Eyes on the Pies
“Every day is an excuse for a pie,” insists O’Callaghan. “Winter’s great for hot pies with a bit of body to them—steak and kidney, chicken and mushroom—but in summer you get picnic pies, such as a Gala Pie, Pork Pie, vegetable and goat’s cheese pie. They’re all good.”
A British Obsession
“We British eat £1 billion worth of pies every year,” says O’Callaghan. “There’s got to be something about them that we can’t resist. Personally, I think it’s because a pie is almost a complete meal within itself.”

Tips on Making Pie Perfection
1) “Make sure the filling has a crunch and a bite to it”, advises O’Callaghan.
2) “Create a sauce that’s tasty enough it could be drunk on its own.”
3) “Bake a pastry that could be eaten like a biscuit—crisp, with an egg-yolk glaze that glistens after it comes out of the oven.”

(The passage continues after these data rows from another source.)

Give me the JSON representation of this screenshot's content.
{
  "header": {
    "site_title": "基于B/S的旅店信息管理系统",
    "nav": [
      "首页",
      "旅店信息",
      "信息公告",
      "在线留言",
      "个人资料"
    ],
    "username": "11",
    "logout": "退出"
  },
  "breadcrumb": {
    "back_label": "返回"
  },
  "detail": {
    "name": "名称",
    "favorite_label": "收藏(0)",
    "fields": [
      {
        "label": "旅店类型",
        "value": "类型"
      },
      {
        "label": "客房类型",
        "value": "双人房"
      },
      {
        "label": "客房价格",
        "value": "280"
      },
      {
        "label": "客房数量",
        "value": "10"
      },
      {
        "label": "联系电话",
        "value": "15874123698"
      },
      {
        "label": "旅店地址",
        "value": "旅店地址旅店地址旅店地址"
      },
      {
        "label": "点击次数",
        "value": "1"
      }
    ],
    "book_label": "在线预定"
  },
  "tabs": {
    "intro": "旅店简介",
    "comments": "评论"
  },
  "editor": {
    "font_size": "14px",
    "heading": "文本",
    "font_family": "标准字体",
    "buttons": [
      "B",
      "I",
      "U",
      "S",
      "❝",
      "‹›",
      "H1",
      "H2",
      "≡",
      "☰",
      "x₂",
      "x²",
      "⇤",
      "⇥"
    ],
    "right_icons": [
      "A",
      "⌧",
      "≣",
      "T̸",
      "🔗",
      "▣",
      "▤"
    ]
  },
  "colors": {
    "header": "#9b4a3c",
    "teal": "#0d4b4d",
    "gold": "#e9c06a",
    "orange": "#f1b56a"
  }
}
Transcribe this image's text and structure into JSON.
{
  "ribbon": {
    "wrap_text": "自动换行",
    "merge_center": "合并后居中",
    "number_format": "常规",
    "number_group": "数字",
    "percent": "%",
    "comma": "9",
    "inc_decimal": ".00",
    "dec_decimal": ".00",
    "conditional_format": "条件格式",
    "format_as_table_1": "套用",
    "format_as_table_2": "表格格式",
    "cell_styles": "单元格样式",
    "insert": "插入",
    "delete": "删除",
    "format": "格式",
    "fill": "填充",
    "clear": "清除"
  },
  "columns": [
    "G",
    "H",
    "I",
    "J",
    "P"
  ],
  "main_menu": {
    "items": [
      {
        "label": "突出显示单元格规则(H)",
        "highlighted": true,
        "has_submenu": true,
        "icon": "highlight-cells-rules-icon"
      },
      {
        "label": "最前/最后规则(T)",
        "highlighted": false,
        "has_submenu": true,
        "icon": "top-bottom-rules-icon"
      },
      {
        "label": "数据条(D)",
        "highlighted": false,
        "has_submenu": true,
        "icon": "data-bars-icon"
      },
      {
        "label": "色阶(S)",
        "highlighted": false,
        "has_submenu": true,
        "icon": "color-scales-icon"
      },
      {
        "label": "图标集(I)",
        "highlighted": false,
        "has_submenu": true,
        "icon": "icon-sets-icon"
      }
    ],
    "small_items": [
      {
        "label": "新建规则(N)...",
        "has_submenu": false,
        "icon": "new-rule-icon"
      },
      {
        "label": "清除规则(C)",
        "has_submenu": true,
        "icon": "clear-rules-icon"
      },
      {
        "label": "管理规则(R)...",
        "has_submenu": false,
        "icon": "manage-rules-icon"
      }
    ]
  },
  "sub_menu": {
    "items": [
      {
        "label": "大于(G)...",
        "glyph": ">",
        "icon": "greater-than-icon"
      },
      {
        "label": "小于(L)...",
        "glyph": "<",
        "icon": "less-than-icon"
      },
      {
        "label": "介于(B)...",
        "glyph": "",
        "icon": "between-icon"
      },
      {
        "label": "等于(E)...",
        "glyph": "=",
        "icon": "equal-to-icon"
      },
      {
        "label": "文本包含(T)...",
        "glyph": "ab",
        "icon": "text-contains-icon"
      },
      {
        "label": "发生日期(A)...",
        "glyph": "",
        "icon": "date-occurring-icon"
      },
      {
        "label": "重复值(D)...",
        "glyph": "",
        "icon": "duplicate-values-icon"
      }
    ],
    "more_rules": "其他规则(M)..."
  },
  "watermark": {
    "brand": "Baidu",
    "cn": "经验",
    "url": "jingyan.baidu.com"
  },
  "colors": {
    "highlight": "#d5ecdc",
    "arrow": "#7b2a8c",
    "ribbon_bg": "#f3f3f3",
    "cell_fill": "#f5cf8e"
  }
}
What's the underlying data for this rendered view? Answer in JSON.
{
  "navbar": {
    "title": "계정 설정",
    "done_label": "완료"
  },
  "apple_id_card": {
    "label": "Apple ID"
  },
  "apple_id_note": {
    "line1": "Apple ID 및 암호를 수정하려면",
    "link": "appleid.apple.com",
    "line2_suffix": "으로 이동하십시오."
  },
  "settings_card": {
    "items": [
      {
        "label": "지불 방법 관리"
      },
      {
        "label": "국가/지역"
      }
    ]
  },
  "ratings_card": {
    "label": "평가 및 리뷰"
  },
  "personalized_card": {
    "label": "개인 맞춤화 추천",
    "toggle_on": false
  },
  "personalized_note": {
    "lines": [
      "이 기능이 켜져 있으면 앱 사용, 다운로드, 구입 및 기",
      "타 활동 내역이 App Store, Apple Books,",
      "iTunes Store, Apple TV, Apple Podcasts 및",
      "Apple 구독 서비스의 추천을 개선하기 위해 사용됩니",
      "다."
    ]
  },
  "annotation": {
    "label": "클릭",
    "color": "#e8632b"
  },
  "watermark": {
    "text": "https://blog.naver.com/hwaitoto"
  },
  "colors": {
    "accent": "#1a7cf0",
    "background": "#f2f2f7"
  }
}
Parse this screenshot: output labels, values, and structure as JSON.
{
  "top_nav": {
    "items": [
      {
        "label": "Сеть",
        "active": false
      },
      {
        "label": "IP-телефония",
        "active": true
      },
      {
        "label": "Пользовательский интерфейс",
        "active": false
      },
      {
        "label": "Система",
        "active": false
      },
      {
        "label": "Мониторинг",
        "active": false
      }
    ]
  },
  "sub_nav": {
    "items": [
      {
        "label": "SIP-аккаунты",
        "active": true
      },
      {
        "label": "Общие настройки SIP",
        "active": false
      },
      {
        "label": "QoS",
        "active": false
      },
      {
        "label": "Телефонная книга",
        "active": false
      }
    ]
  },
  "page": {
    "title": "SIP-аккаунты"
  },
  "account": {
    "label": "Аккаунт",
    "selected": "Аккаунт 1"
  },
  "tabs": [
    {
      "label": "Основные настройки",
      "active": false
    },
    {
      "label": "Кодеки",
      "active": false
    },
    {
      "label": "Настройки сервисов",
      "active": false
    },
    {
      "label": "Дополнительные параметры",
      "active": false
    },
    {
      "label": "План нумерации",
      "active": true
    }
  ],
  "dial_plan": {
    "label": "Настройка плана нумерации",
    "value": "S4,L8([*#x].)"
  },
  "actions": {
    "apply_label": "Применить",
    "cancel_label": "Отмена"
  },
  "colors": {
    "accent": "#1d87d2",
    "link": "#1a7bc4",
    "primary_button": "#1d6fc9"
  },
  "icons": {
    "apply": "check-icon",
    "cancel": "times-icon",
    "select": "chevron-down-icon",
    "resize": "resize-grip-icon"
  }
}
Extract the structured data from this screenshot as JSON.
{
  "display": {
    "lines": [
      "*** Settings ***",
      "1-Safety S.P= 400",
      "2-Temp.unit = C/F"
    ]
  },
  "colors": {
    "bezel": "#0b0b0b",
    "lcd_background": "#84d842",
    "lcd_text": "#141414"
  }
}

4) “Make sure it doesn’t look all neat and perfect, like it’s come out of a factory: Give it character, so it looks like it came out of a home.”
Sur-pies Entry
So, what pie makes a pie fanatic tremble at the knees? “A Chilean empanada,” declares O’Callaghan. “It’s actually a pasty, which complies with the definition of a pie as ‘a filling completely encased in pastry.’ It’s a pasty made of fried onion and minced beef, heavily flavoured with ground cumin and stuffed with sultanas, a couple of olives and a quarter of a boiled egg. Heavenly.”